Deep in the oldest part of our brain lies a mechanism that draws humans instinctively towards objects that move. Scientists call this our 'orienting response', a very useful trait that evolved to give us the edge as the hunters we once were...but what does this have to do with research design? It turns out that we can use this mechanism to help guide our audiences through the data stories we are trying to tell.
Oftentimes when visualizing data, the important bit gets lost in a sea of dots or lines. When we are trying to compare one value to a cluster of other values, we need a way to make the important data stand out. Adding a few moving elements on or around the data point we want to highlight will immediately draw the viewer's attention to that point. These moving elements will be effective even if they are subtle.

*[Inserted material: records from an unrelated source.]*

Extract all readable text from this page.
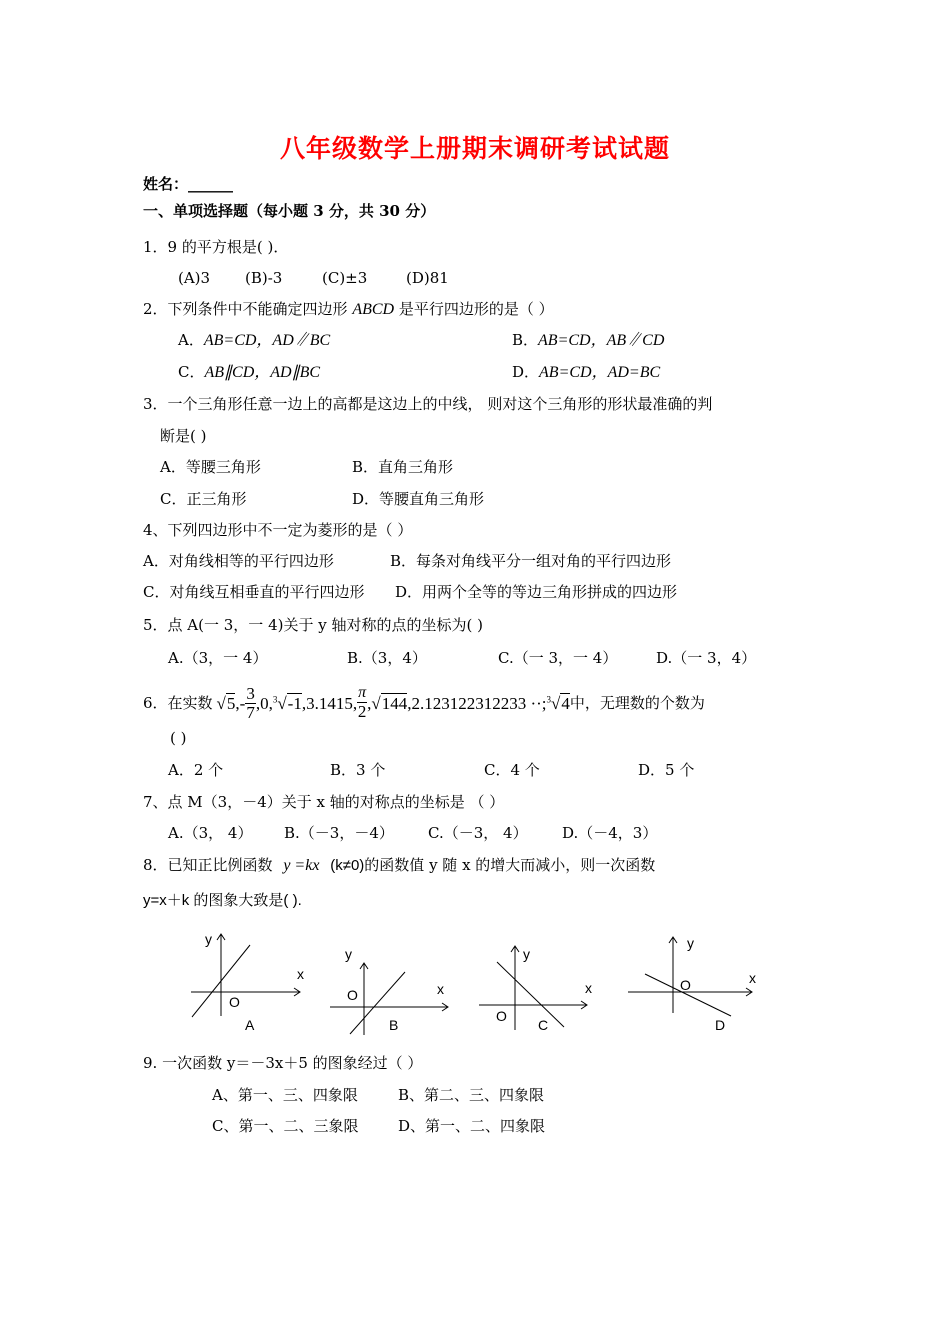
八年级数学上册期末调研考试试题
姓名：______
一、单项选择题（每小题 3 分，共 30 分）
1．9 的平方根是( )．
(A)3 (B)-3	(C)±3	(D)81
2．下列条件中不能确定四边形 ABCD 是平行四边形的是（ ）
A．AB=CD，AD∥BC	B．AB=CD，AB∥CD
C．AB∥CD，AD∥BC	D．AB=CD，AD=BC
3．一个三角形任意一边上的高都是这边上的中线， 则对这个三角形的形状最准确的判
断是( )
A．等腰三角形	B．直角三角形
C．正三角形	D．等腰直角三角形
4、下列四边形中不一定为菱形的是（ ）
A．对角线相等的平行四边形	B．每条对角线平分一组对角的平行四边形
C．对角线互相垂直的平行四边形 D．用两个全等的等边三角形拼成的四边形
5．点 A(一 3，一 4)关于 y 轴对称的点的坐标为( )
A.（3，一 4）	B.（3，4）	C.（一 3，一 4）	D.（一 3，4）
6．在实数 √5 ,- $\frac{3}{7} ,0$, $^3$√-1 ,3.1415, $\frac{\pi}{2}$ , √144 ,2.123122312233 ··; $^3$√4 中，无理数的个数为
( )
A．2 个	B．3 个	C．4 个	D．5 个
7、点 M（3，－4）关于 x 轴的对称点的坐标是 （ ）
A.（3， 4） B.（－3，－4） C.（－3， 4） D.（－4，3）
8．已知正比例函数 y =kx (k≠0)的函数值 y 随 x 的增大而减小，则一次函数
y=x＋k 的图象大致是( ).
y
x
O
A
y
x
O
B
y
x
O
C
y
x
O
D
9. 一次函数 y＝－3x＋5 的图象经过（ ）
A、第一、三、四象限	B、第二、三、四象限
C、第一、二、三象限	D、第一、二、四象限
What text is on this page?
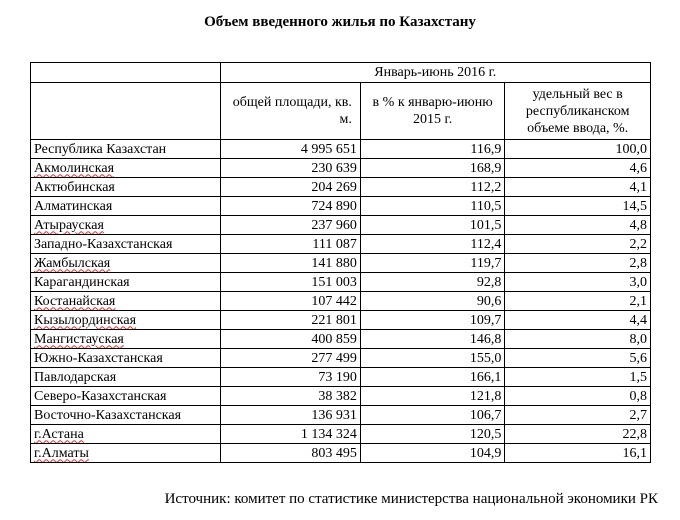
Объем введенного жилья по Казахстану
	Январь-июнь 2016 г.		
	общей площади, кв. м.	в % к январю-июню 2015 г.	удельный вес в республиканском объеме ввода, %.
Республика Казахстан	4 995 651	116,9	100,0
Акмолинская	230 639	168,9	4,6
Актюбинская	204 269	112,2	4,1
Алматинская	724 890	110,5	14,5
Атырауская	237 960	101,5	4,8
Западно-Казахстанская	111 087	112,4	2,2
Жамбылская	141 880	119,7	2,8
Карагандинская	151 003	92,8	3,0
Костанайская	107 442	90,6	2,1
Кызылординская	221 801	109,7	4,4
Мангистауская	400 859	146,8	8,0
Южно-Казахстанская	277 499	155,0	5,6
Павлодарская	73 190	166,1	1,5
Северо-Казахстанская	38 382	121,8	0,8
Восточно-Казахстанская	136 931	106,7	2,7
г.Астана	1 134 324	120,5	22,8
г.Алматы	803 495	104,9	16,1
Источник: комитет по статистике министерства национальной экономики РК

Causing one value to stand out is very useful, but what if there is more at play in the visual? Imagine trying to describe a series of events, a flow chart, or a journey. All of data might be designed to be up all at once, however we could use movement to show the sequence of events, bringing our audience along the journey.
The last thing we want is our audience to lose interest in what they are watching. One of the of the most powerful ways to use movement is to use it in a general sense to keep the viewer engaged. This can be achieved by adding subtle movement to various elements. It helps to be aware of and prepare for this movement early in the design phase of a project. Including background elements that naturally move, such as trees, clouds or blinking lights, can really help bring the piece to life.
As we weave our narratives, it is important to understand how audiences respond to movement. It is just one of many tools that we use to help highlight, guide, and keep our viewers engaged.